Produk yang masuk ranah R-Perpres tidak melulu berupa berita, akan tetapi juga konten media sosial (Instagram, TikTok, dan lain-lain). Tetapi, ini hanya terbatas pada konten media sosial yang tayang di akun milik perusahaan pers atau media massa. Konten media sosial di perusahaan pers itu juga harus memperhatikan unsur KEJ.
Kekhawatiran Para Konten Kreator
Dewan Pers telah membuat ketentuan, bahwa konten media sosial pada perusahaan pers merupakan produk jurnalistik. Konten media sosial tersebut sepenuhnya menjadi tanggung jawab media yang bersangkutan. Itu sebabnya, konten media sosial itu juga harus memenuhi kaidah jurnalistik. Bahkan komentar oleh pengguna pun termasuk menjadi bagian tanggung jawab dari media yang bersangkutan.
Realita yang terjadi kemudian, isu tentang R-Perpres itu berkembang sedemikian liar, serta dipahami salah oleh banyak kalangan. Terdapat yang merasa R-Perpres akan mengancam kehidupan dunia media sosial. Para konten kreator merasa bakatnya bakal terhambat dan pundi-pundi yang diperoleh selama ini dari kreasinya di medsos bakal ikut tergerus.

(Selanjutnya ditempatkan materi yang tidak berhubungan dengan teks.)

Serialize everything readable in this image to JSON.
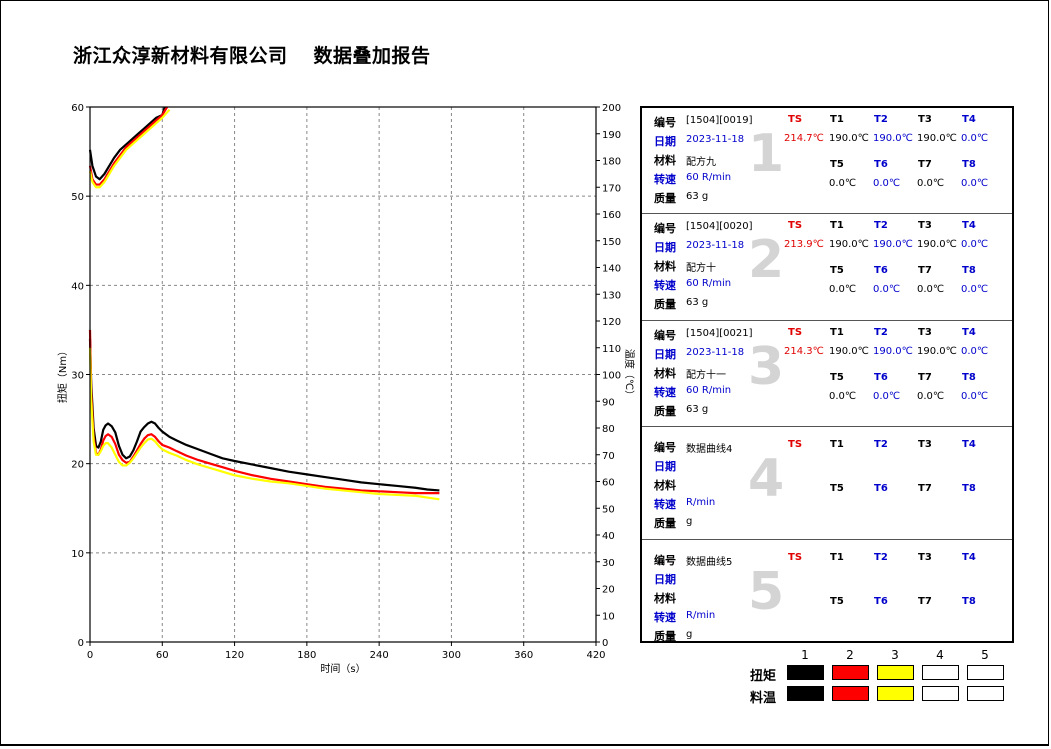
{
  "header": {
    "company": "浙江众淳新材料有限公司",
    "report_title": "数据叠加报告"
  },
  "labels": {
    "id": "编号",
    "date": "日期",
    "material": "材料",
    "speed": "转速",
    "mass": "质量",
    "torque": "扭矩",
    "melt_temp": "料温"
  },
  "colors": {
    "series1": "#000000",
    "series2": "#ff0000",
    "series3": "#ffff00",
    "blue_text": "#0000cc",
    "red_text": "#e00000"
  },
  "cards": [
    {
      "num": "1",
      "id": "[1504][0019]",
      "date": "2023-11-18",
      "material": "配方九",
      "speed": "60 R/min",
      "mass": "63 g",
      "ts": "214.7℃",
      "t1": "190.0℃",
      "t2": "190.0℃",
      "t3": "190.0℃",
      "t4": "0.0℃",
      "t5": "0.0℃",
      "t6": "0.0℃",
      "t7": "0.0℃",
      "t8": "0.0℃"
    },
    {
      "num": "2",
      "id": "[1504][0020]",
      "date": "2023-11-18",
      "material": "配方十",
      "speed": "60 R/min",
      "mass": "63 g",
      "ts": "213.9℃",
      "t1": "190.0℃",
      "t2": "190.0℃",
      "t3": "190.0℃",
      "t4": "0.0℃",
      "t5": "0.0℃",
      "t6": "0.0℃",
      "t7": "0.0℃",
      "t8": "0.0℃"
    },
    {
      "num": "3",
      "id": "[1504][0021]",
      "date": "2023-11-18",
      "material": "配方十一",
      "speed": "60 R/min",
      "mass": "63 g",
      "ts": "214.3℃",
      "t1": "190.0℃",
      "t2": "190.0℃",
      "t3": "190.0℃",
      "t4": "0.0℃",
      "t5": "0.0℃",
      "t6": "0.0℃",
      "t7": "0.0℃",
      "t8": "0.0℃"
    },
    {
      "num": "4",
      "id": "数据曲线4",
      "date": "",
      "material": "",
      "speed": "R/min",
      "mass": "g",
      "ts": "",
      "t1": "",
      "t2": "",
      "t3": "",
      "t4": "",
      "t5": "",
      "t6": "",
      "t7": "",
      "t8": ""
    },
    {
      "num": "5",
      "id": "数据曲线5",
      "date": "",
      "material": "",
      "speed": "R/min",
      "mass": "g",
      "ts": "",
      "t1": "",
      "t2": "",
      "t3": "",
      "t4": "",
      "t5": "",
      "t6": "",
      "t7": "",
      "t8": ""
    }
  ],
  "temp_headers": {
    "ts": "TS",
    "t1": "T1",
    "t2": "T2",
    "t3": "T3",
    "t4": "T4",
    "t5": "T5",
    "t6": "T6",
    "t7": "T7",
    "t8": "T8"
  },
  "legend": {
    "columns": [
      "1",
      "2",
      "3",
      "4",
      "5"
    ],
    "swatch_colors": [
      "#000000",
      "#ff0000",
      "#ffff00",
      "#ffffff",
      "#ffffff"
    ]
  },
  "chart_data": {
    "type": "line",
    "xlabel": "时间（s）",
    "ylabel": "扭矩（Nm）",
    "y2label": "温度（℃）",
    "xlim": [
      0,
      420
    ],
    "ylim": [
      0,
      60
    ],
    "y2lim": [
      0,
      200
    ],
    "xticks": [
      0,
      60,
      120,
      180,
      240,
      300,
      360,
      420
    ],
    "yticks": [
      0,
      10,
      20,
      30,
      40,
      50,
      60
    ],
    "y2ticks": [
      0,
      10,
      20,
      30,
      40,
      50,
      60,
      70,
      80,
      90,
      100,
      110,
      120,
      130,
      140,
      150,
      160,
      170,
      180,
      190,
      200
    ],
    "grid": true,
    "series": [
      {
        "name": "1",
        "color": "#000000",
        "torque": [
          [
            0,
            34
          ],
          [
            1,
            29
          ],
          [
            3,
            24
          ],
          [
            5,
            22
          ],
          [
            7,
            21.8
          ],
          [
            9,
            22.5
          ],
          [
            11,
            23.8
          ],
          [
            13,
            24.3
          ],
          [
            15,
            24.5
          ],
          [
            18,
            24.2
          ],
          [
            21,
            23.5
          ],
          [
            24,
            22
          ],
          [
            27,
            21
          ],
          [
            30,
            20.6
          ],
          [
            33,
            20.8
          ],
          [
            36,
            21.5
          ],
          [
            39,
            22.5
          ],
          [
            42,
            23.6
          ],
          [
            45,
            24.1
          ],
          [
            48,
            24.5
          ],
          [
            51,
            24.7
          ],
          [
            54,
            24.5
          ],
          [
            57,
            24
          ],
          [
            60,
            23.6
          ],
          [
            66,
            23
          ],
          [
            72,
            22.6
          ],
          [
            80,
            22.1
          ],
          [
            90,
            21.6
          ],
          [
            100,
            21.1
          ],
          [
            110,
            20.6
          ],
          [
            120,
            20.3
          ],
          [
            135,
            19.9
          ],
          [
            150,
            19.5
          ],
          [
            165,
            19.1
          ],
          [
            180,
            18.8
          ],
          [
            195,
            18.5
          ],
          [
            210,
            18.2
          ],
          [
            225,
            17.9
          ],
          [
            240,
            17.7
          ],
          [
            255,
            17.5
          ],
          [
            270,
            17.3
          ],
          [
            280,
            17.1
          ],
          [
            290,
            17
          ]
        ],
        "temp": [
          [
            0,
            184
          ],
          [
            2,
            178
          ],
          [
            5,
            174
          ],
          [
            8,
            173
          ],
          [
            12,
            175
          ],
          [
            16,
            178
          ],
          [
            20,
            181
          ],
          [
            25,
            184
          ],
          [
            30,
            186
          ],
          [
            35,
            188
          ],
          [
            40,
            190
          ],
          [
            45,
            192
          ],
          [
            50,
            194
          ],
          [
            55,
            196
          ],
          [
            60,
            197
          ],
          [
            62,
            200
          ]
        ]
      },
      {
        "name": "2",
        "color": "#ff0000",
        "torque": [
          [
            0,
            35
          ],
          [
            1,
            28
          ],
          [
            3,
            23
          ],
          [
            5,
            21.2
          ],
          [
            7,
            21
          ],
          [
            9,
            21.6
          ],
          [
            11,
            22.6
          ],
          [
            13,
            23.1
          ],
          [
            15,
            23.3
          ],
          [
            18,
            23
          ],
          [
            21,
            22.2
          ],
          [
            24,
            21
          ],
          [
            27,
            20.4
          ],
          [
            30,
            20.1
          ],
          [
            33,
            20.2
          ],
          [
            36,
            20.8
          ],
          [
            39,
            21.5
          ],
          [
            42,
            22.2
          ],
          [
            45,
            22.8
          ],
          [
            48,
            23.2
          ],
          [
            51,
            23.3
          ],
          [
            54,
            23
          ],
          [
            57,
            22.5
          ],
          [
            60,
            22.1
          ],
          [
            66,
            21.8
          ],
          [
            72,
            21.4
          ],
          [
            80,
            20.9
          ],
          [
            90,
            20.4
          ],
          [
            100,
            20
          ],
          [
            110,
            19.6
          ],
          [
            120,
            19.2
          ],
          [
            135,
            18.7
          ],
          [
            150,
            18.3
          ],
          [
            165,
            18
          ],
          [
            180,
            17.7
          ],
          [
            195,
            17.4
          ],
          [
            210,
            17.2
          ],
          [
            225,
            17
          ],
          [
            240,
            16.9
          ],
          [
            255,
            16.8
          ],
          [
            270,
            16.7
          ],
          [
            280,
            16.7
          ],
          [
            290,
            16.7
          ]
        ],
        "temp": [
          [
            0,
            178
          ],
          [
            2,
            173
          ],
          [
            5,
            171
          ],
          [
            8,
            171
          ],
          [
            12,
            173
          ],
          [
            16,
            176
          ],
          [
            20,
            179
          ],
          [
            25,
            182
          ],
          [
            30,
            185
          ],
          [
            35,
            187
          ],
          [
            40,
            189
          ],
          [
            45,
            191
          ],
          [
            50,
            193
          ],
          [
            55,
            195
          ],
          [
            60,
            197
          ],
          [
            64,
            200
          ]
        ]
      },
      {
        "name": "3",
        "color": "#ffff00",
        "torque": [
          [
            0,
            33
          ],
          [
            1,
            27
          ],
          [
            3,
            22.5
          ],
          [
            5,
            21
          ],
          [
            7,
            21
          ],
          [
            9,
            21.4
          ],
          [
            11,
            22
          ],
          [
            13,
            22.3
          ],
          [
            15,
            22.3
          ],
          [
            18,
            21.8
          ],
          [
            21,
            21
          ],
          [
            24,
            20.2
          ],
          [
            27,
            19.8
          ],
          [
            30,
            19.8
          ],
          [
            33,
            20.1
          ],
          [
            36,
            20.6
          ],
          [
            39,
            21.2
          ],
          [
            42,
            21.8
          ],
          [
            45,
            22.3
          ],
          [
            48,
            22.7
          ],
          [
            51,
            22.8
          ],
          [
            54,
            22.5
          ],
          [
            57,
            22
          ],
          [
            60,
            21.6
          ],
          [
            66,
            21.2
          ],
          [
            72,
            20.9
          ],
          [
            80,
            20.4
          ],
          [
            90,
            19.9
          ],
          [
            100,
            19.5
          ],
          [
            110,
            19.1
          ],
          [
            120,
            18.7
          ],
          [
            135,
            18.3
          ],
          [
            150,
            18
          ],
          [
            165,
            17.8
          ],
          [
            180,
            17.5
          ],
          [
            195,
            17.2
          ],
          [
            210,
            17
          ],
          [
            225,
            16.8
          ],
          [
            240,
            16.6
          ],
          [
            255,
            16.5
          ],
          [
            270,
            16.4
          ],
          [
            280,
            16.2
          ],
          [
            290,
            16
          ]
        ],
        "temp": [
          [
            0,
            176
          ],
          [
            2,
            172
          ],
          [
            5,
            170
          ],
          [
            8,
            170
          ],
          [
            12,
            172
          ],
          [
            16,
            175
          ],
          [
            20,
            178
          ],
          [
            25,
            181
          ],
          [
            30,
            184
          ],
          [
            35,
            186
          ],
          [
            40,
            188
          ],
          [
            45,
            190
          ],
          [
            50,
            192
          ],
          [
            55,
            194
          ],
          [
            60,
            196
          ],
          [
            66,
            199
          ]
        ]
      }
    ]
  }
}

Prasangka semacam itu sama sekali tidak benar. R-Perpres tidak akan menyentuh produk media sosial yang dihasilkan oleh orang per orang. Mereka tetap bisa berkarya dengan bebas. Mereka pun tidak perlu khawatir rezekinya tersumbat oleh R-Perpres. Konten semacam ini tidak akan pernah diurus oleh R-Perpres.
Sepanjang konten media sosial mereka tidak menjadi bagian dari produk media massa, para konten kreator tidak perlu khawatir. Urusan R-Perpres benar-benar hanya produk yang terkait dengan perusahaan pers. Dengan begitu, gembar-gembor para konten kreator –termasuk beberapa selebritas— yang merasa terancam dengan bakal hadirnya R-Perpres hanyalah bualan belaka.
Mereka sesungguhnya tidak paham maksud dan isi R-Perpres tersebut. Dapat jadi mereka mendapat masukan atau hasutan yang salah dari pihak lain dan percaya begitu saja informasi tersebut. Alangkah baiknya jika mereka bertanya pada pihak yang tepat, sehingga persoalannya menjadi jelas.
Baca Juga:
Gugatan Pers Upaya Membangkrutkan Perusahaan Media
Konten Nonperusahaan Pers Gunakan UU ITE
Sebenarnya sudah sangat sering dijelaskan, bahwa Dewan Pers hanya berurusan dengan perusahaan pers dengan segala macam produknya. Sama sekali bukan urusan Dewan Pers terhadap segala isi maupun konten media sosial buatan perorangan.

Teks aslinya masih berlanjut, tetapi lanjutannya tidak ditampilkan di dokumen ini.